Liputan6.com, Berlin - Presiden Prancis Emmanuel Macron mengatakan pada hari Selasa (18/11/2025) bahwa Eropa berisiko kehilangan kendali atas masa depan digitalnya jika tidak berhenti bergantung pada perusahaan teknologi Amerika Serikat (AS) dan China, serta membangun para juara industrinya sendiri.
Macron menyampaikan hal itu dalam KTT tentang Kedaulatan Digital Eropa di Berlin, Jerman.
Advertisement
"Eropa tidak ingin menjadi klien para pengusaha besar atau solusi besar yang disediakan, baik dari AS maupun dari Tiongkok," ujarnya seperti dikutip dari kantor berita Anadolu.
Ia menegaskan bahwa ketergantungan penuh pada platform asing akan melemahkan daya saing dan ketahanan demokratis.
"Jika kita membiarkan orang AS dan Tiongkok memiliki semua juara industri, satu hal yang pasti: kita mungkin memiliki regulasi terbaik di dunia, tetapi kita tidak akan mengatur apa pun," kata dia.
"Tujuan kita adalah merancang solusi kita sendiri, menjaga kedaulatan kita, dan menolak menjadi vasal."
Macron mengatakan bahwa Uni Eropa telah memasuki fase baru persaingan teknologi global yang mencakup kecerdasan buatan, layanan cloud, semikonduktor, dan komputasi kuantum.
Ia menyerukan agar Prancis dan Jerman bekerja sama secara cepat dan kompak dalam kebijakan digital. Menurutnya, kondisi geopolitik saat ini menuntut Eropa untuk mengambil tindakan bersama—mulai dari menyederhanakan regulasi, memperkuat pasar modal, hingga memberi prioritas kepada perusahaan-perusahaan Eropa dalam pengadaan publik.
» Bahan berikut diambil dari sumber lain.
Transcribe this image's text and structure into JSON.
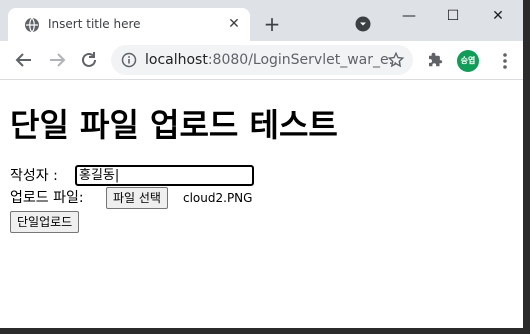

Macron juga mendukung pengamanan yang lebih kuat untuk data Eropa dan memperingatkan tentang penegakan ekstrateritorial hukum asing jika blok tersebut terus menyimpan informasi sensitif pada platform non-Eropa.
"Eropa memiliki semua modal untuk berhasil," ungkap Macron, menunjuk pada kumpulan talenta, kapasitas komputasi yang berkembang, dan pasar tunggal berpenduduk 450 juta orang.
Namun, ia menekankan bahwa pelaksanaan kini menjadi hal yang paling penting.
"Jika kita ingin berdaulat, kita harus berinovasi, melindungi teknologi-teknologi kunci, dan mempercepat kemunculan perusahaan-perusahaan teknologi besar dari Eropa yang bisa menjadi pemimpin global," tambahnya.